Blues, Gospel, Negro Spirituals, Jazz, Rhythm & Blues, Soul, Funk, Rap, Reggae, Rock’n’Roll… l’actualité de la musique fait rejaillir des instants d’histoire vécus par la communauté noire au fil des siècles. Des moments cruciaux qui ont déterminé la place du peuple noir dans notre inconscient collectif, une place prépondérante, essentielle, universelle ! Chaque semaine, l’Épopée des musiques noires réhabilite l’une des formes d’expression les plus vibrantes et sincères du XXème siècle : La Black Music ! À partir d’archives sonores, d’interviews d’artistes, de producteurs, de musicologues, Joe Farmer donne des couleurs aux musiques d’hier et d’aujourd’hui.

Réalisation : Nathalie Laporte
Retrouvez la playlist de l'Épopée des musiques noires sur Deezer

 

En savoir plus sur l'émission, les horaires, le calendrier ... En savoir plus sur l'émission

Santana à Montreux

Carlos Santana, le 14 juillet 2015 à Montreux. © Lionel Flusin

Le 14 juillet 2015, Carlos Santana livrait une prestation époustouflante en Suisse dans le cadre du 49ème Montreux Jazz Festival. Outre ses nombreux succès («Europa», «Maria Maria», «Soul Sacrifice») interprétés avec fougue, le célèbre guitariste s'est offert le luxe de paraphraser les grands thèmes de la culture afro-planétaire, «A Love Supreme» (John Coltrane) ou «Soul Makossa» (Manu Dibango)... Rien de bien étonnant puisqu'il ne cesse de clamer son amour pour le continent africain qui lui a apporté, dit-il, les réponses à sa quête existentielle et spirituelle.

© Wikicommons
Santana à Woodstock.

Adepte d'un blues ancestral insufflé par le regretté Ali Farka Touré, fervent défenseur du patrimoine jazz légué par Miles Davis, adorateur des musiques caraïbes portées naguère par Bob Marley, Carlos Santana a dessiné les contours de son œuvre en préservant le répertoire de ses aînés et de ses contemporains. Depuis les années 60, et son happening remarqué au Festival de Woodstock, Santana n'a jamais quitté la scène virevoltant intelligemment sur les modes en prenant soin de choyer ses vraies valeurs artistiques héritées de la diaspora africaine internationale. 

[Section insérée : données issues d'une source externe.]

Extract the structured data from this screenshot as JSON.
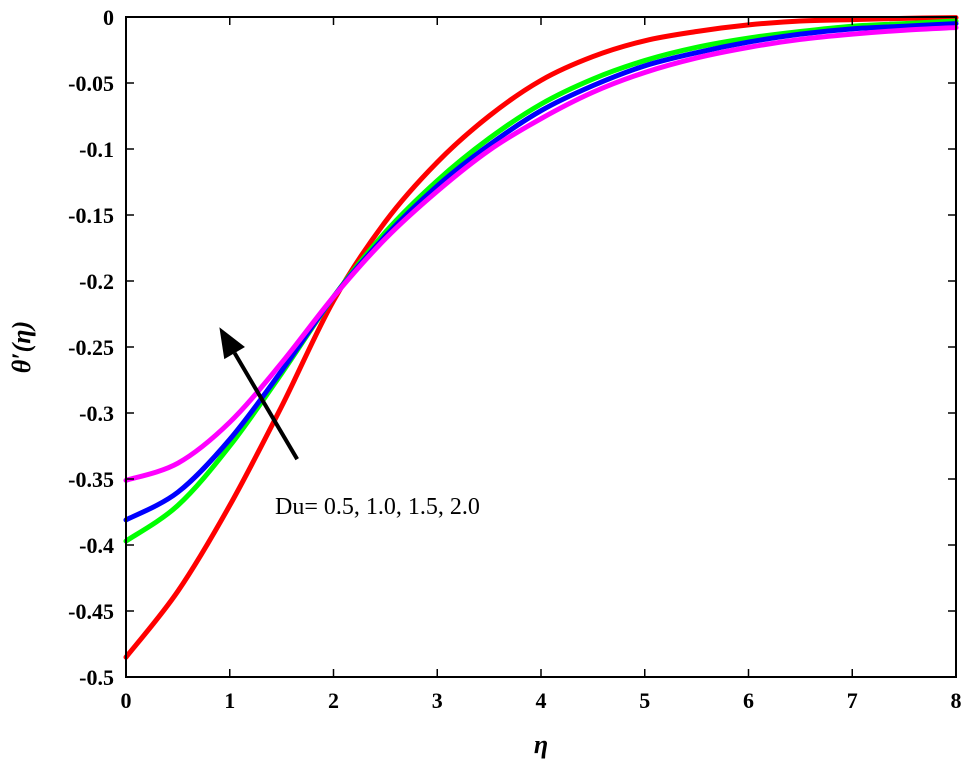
{
  "chart_data": {
    "type": "line",
    "title": "",
    "xlabel": "η",
    "ylabel": "θ′(η)",
    "xlim": [
      0,
      8
    ],
    "ylim": [
      -0.5,
      0
    ],
    "xticks": [
      0,
      1,
      2,
      3,
      4,
      5,
      6,
      7,
      8
    ],
    "xtick_labels": [
      "0",
      "1",
      "2",
      "3",
      "4",
      "5",
      "6",
      "7",
      "8"
    ],
    "yticks": [
      0,
      -0.05,
      -0.1,
      -0.15,
      -0.2,
      -0.25,
      -0.3,
      -0.35,
      -0.4,
      -0.45,
      -0.5
    ],
    "ytick_labels": [
      "0",
      "-0.05",
      "-0.1",
      "-0.15",
      "-0.2",
      "-0.25",
      "-0.3",
      "-0.35",
      "-0.4",
      "-0.45",
      "-0.5"
    ],
    "grid": false,
    "x": [
      0,
      0.5,
      1,
      1.5,
      2,
      2.5,
      3,
      3.5,
      4,
      4.5,
      5,
      5.5,
      6,
      6.5,
      7,
      7.5,
      8
    ],
    "series": [
      {
        "color": "#ff0000",
        "values": [
          -0.485,
          -0.435,
          -0.37,
          -0.295,
          -0.215,
          -0.155,
          -0.11,
          -0.075,
          -0.048,
          -0.03,
          -0.018,
          -0.011,
          -0.006,
          -0.003,
          -0.002,
          -0.001,
          -0.0005
        ]
      },
      {
        "color": "#00ff00",
        "values": [
          -0.397,
          -0.37,
          -0.325,
          -0.27,
          -0.212,
          -0.163,
          -0.124,
          -0.092,
          -0.066,
          -0.047,
          -0.033,
          -0.023,
          -0.016,
          -0.011,
          -0.007,
          -0.005,
          -0.003
        ]
      },
      {
        "color": "#0000ff",
        "values": [
          -0.381,
          -0.36,
          -0.32,
          -0.268,
          -0.212,
          -0.166,
          -0.128,
          -0.097,
          -0.071,
          -0.052,
          -0.037,
          -0.027,
          -0.019,
          -0.013,
          -0.009,
          -0.007,
          -0.005
        ]
      },
      {
        "color": "#ff00ff",
        "values": [
          -0.351,
          -0.338,
          -0.307,
          -0.262,
          -0.212,
          -0.168,
          -0.132,
          -0.101,
          -0.077,
          -0.057,
          -0.042,
          -0.031,
          -0.023,
          -0.017,
          -0.013,
          -0.01,
          -0.008
        ]
      }
    ],
    "annotation": {
      "text": "Du= 0.5, 1.0, 1.5, 2.0",
      "arrow_from": [
        1.65,
        -0.335
      ],
      "arrow_to": [
        0.9,
        -0.235
      ]
    }
  }
}
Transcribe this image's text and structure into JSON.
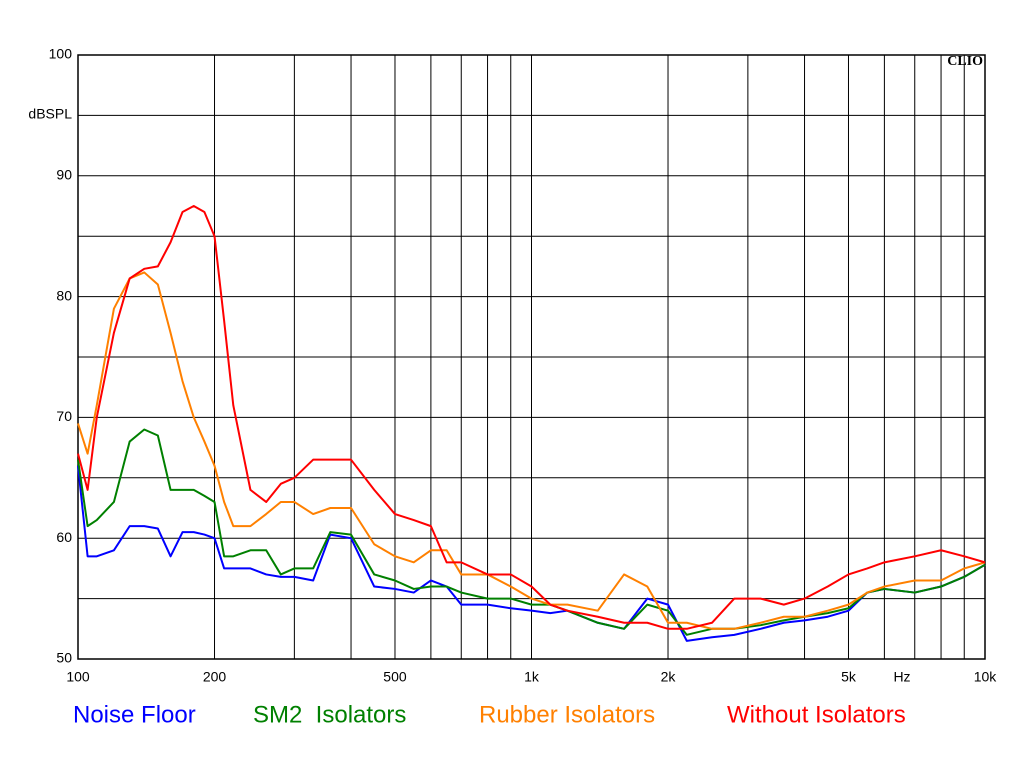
{
  "chart_data": {
    "type": "line",
    "ylabel": "dBSPL",
    "xlabel": "Hz",
    "watermark": "CLIO",
    "xscale": "log",
    "xlim": [
      100,
      10000
    ],
    "ylim": [
      50,
      100
    ],
    "xticks": [
      100,
      200,
      500,
      {
        "value": 1000,
        "label": "1k"
      },
      {
        "value": 2000,
        "label": "2k"
      },
      {
        "value": 5000,
        "label": "5k"
      },
      {
        "value": 10000,
        "label": "10k"
      }
    ],
    "yticks": [
      50,
      60,
      70,
      80,
      90,
      100
    ],
    "xgrid": [
      100,
      200,
      300,
      400,
      500,
      600,
      700,
      800,
      900,
      1000,
      2000,
      3000,
      4000,
      5000,
      6000,
      7000,
      8000,
      9000,
      10000
    ],
    "ygrid": [
      50,
      55,
      60,
      65,
      70,
      75,
      80,
      85,
      90,
      95,
      100
    ],
    "x": [
      100,
      105,
      110,
      120,
      130,
      140,
      150,
      160,
      170,
      180,
      190,
      200,
      210,
      220,
      240,
      260,
      280,
      300,
      330,
      360,
      400,
      450,
      500,
      550,
      600,
      650,
      700,
      800,
      900,
      1000,
      1100,
      1200,
      1400,
      1600,
      1800,
      2000,
      2200,
      2500,
      2800,
      3200,
      3600,
      4000,
      4500,
      5000,
      5500,
      6000,
      7000,
      8000,
      9000,
      10000
    ],
    "series": [
      {
        "name": "Noise Floor",
        "color": "#0000ff",
        "values": [
          66,
          58.5,
          58.5,
          59,
          61,
          61,
          60.8,
          58.5,
          60.5,
          60.5,
          60.3,
          60,
          57.5,
          57.5,
          57.5,
          57,
          56.8,
          56.8,
          56.5,
          60.3,
          60,
          56,
          55.8,
          55.5,
          56.5,
          56,
          54.5,
          54.5,
          54.2,
          54,
          53.8,
          54,
          53,
          52.5,
          55,
          54.5,
          51.5,
          51.8,
          52,
          52.5,
          53,
          53.2,
          53.5,
          54,
          55.5,
          55.8,
          55.5,
          56,
          56.8,
          57.8
        ]
      },
      {
        "name": "SM2  Isolators",
        "color": "#008000",
        "values": [
          66.5,
          61,
          61.5,
          63,
          68,
          69,
          68.5,
          64,
          64,
          64,
          63.5,
          63,
          58.5,
          58.5,
          59,
          59,
          57,
          57.5,
          57.5,
          60.5,
          60.3,
          57,
          56.5,
          55.8,
          56,
          56,
          55.5,
          55,
          55,
          54.5,
          54.5,
          54,
          53,
          52.5,
          54.5,
          54,
          52,
          52.5,
          52.5,
          52.8,
          53.2,
          53.5,
          53.8,
          54.2,
          55.5,
          55.8,
          55.5,
          56,
          56.8,
          57.8
        ]
      },
      {
        "name": "Rubber Isolators",
        "color": "#ff8000",
        "values": [
          69.5,
          67,
          71,
          79,
          81.5,
          82,
          81,
          77,
          73,
          70,
          68,
          66,
          63,
          61,
          61,
          62,
          63,
          63,
          62,
          62.5,
          62.5,
          59.5,
          58.5,
          58,
          59,
          59,
          57,
          57,
          56,
          55,
          54.5,
          54.5,
          54,
          57,
          56,
          53,
          53,
          52.5,
          52.5,
          53,
          53.5,
          53.5,
          54,
          54.5,
          55.5,
          56,
          56.5,
          56.5,
          57.5,
          58
        ]
      },
      {
        "name": "Without Isolators",
        "color": "#ff0000",
        "values": [
          67,
          64,
          70,
          77,
          81.5,
          82.3,
          82.5,
          84.5,
          87,
          87.5,
          87,
          85,
          78,
          71,
          64,
          63,
          64.5,
          65,
          66.5,
          66.5,
          66.5,
          64,
          62,
          61.5,
          61,
          58,
          58,
          57,
          57,
          56,
          54.5,
          54,
          53.5,
          53,
          53,
          52.5,
          52.5,
          53,
          55,
          55,
          54.5,
          55,
          56,
          57,
          57.5,
          58,
          58.5,
          59,
          58.5,
          58
        ]
      }
    ]
  }
}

A Montreux, Carlos Santana est chez lui... Il s'est produit 13 fois sur les rives du Lac Léman depuis 1970, et s'autorise désormais quelques digressions musicales qui ravissent les spectateurs et allongent considérablement la durée de ses prestations. Cette année, notre guitar-hero sera resté 3h30 sur scène ! Et comme si cela ne suffisait pas, il a convié un ami de longue date, le guitariste britannique John Mc Laughlin, à venir improviser à ses côtés pour le plus grand plaisir d'un public aux anges.
 

© Lionel Flusin
John Mc Laughlin et Carlos Santana, le 14 juillet 2015 à Montreux.

Chacune des apparitions de Carlos Santana à Montreux a marqué l'histoire du festival. Le concert de juillet 1988 restera cependant l'un des événements majeurs. Ce jour-là, le fameux guitariste mexicain partageait l'affiche avec la saxophoniste américain Wayne Shorter, ancien partenaire de Miles Davis et créateur du groupe Weather Report. La maestria de ces deux artistes incomparables subjugua littéralement la foule du Casino de Montreux jusqu'à l'ovation finale qui saluait un hommage appuyé à Nelson Mandela, alors toujours captif des geôles sud-africaines.
 

Carlos Santana a pris le temps de nous conter quelques épisodes de sa fabuleuse épopée lors de son passage à Montreux, et de réaffirmer son attachement au continent africain qu'il chérit sincèrement : «Le peuple d'Afrique, comme le peuple amérindien, a en lui cette résistance spirituelle qui lui a permis de contrer les assauts des colons. On l'a tellement privé de liberté. Les Africains étaient des esclaves mais lorsqu'ils jouent leurs musiques, ils sont libres».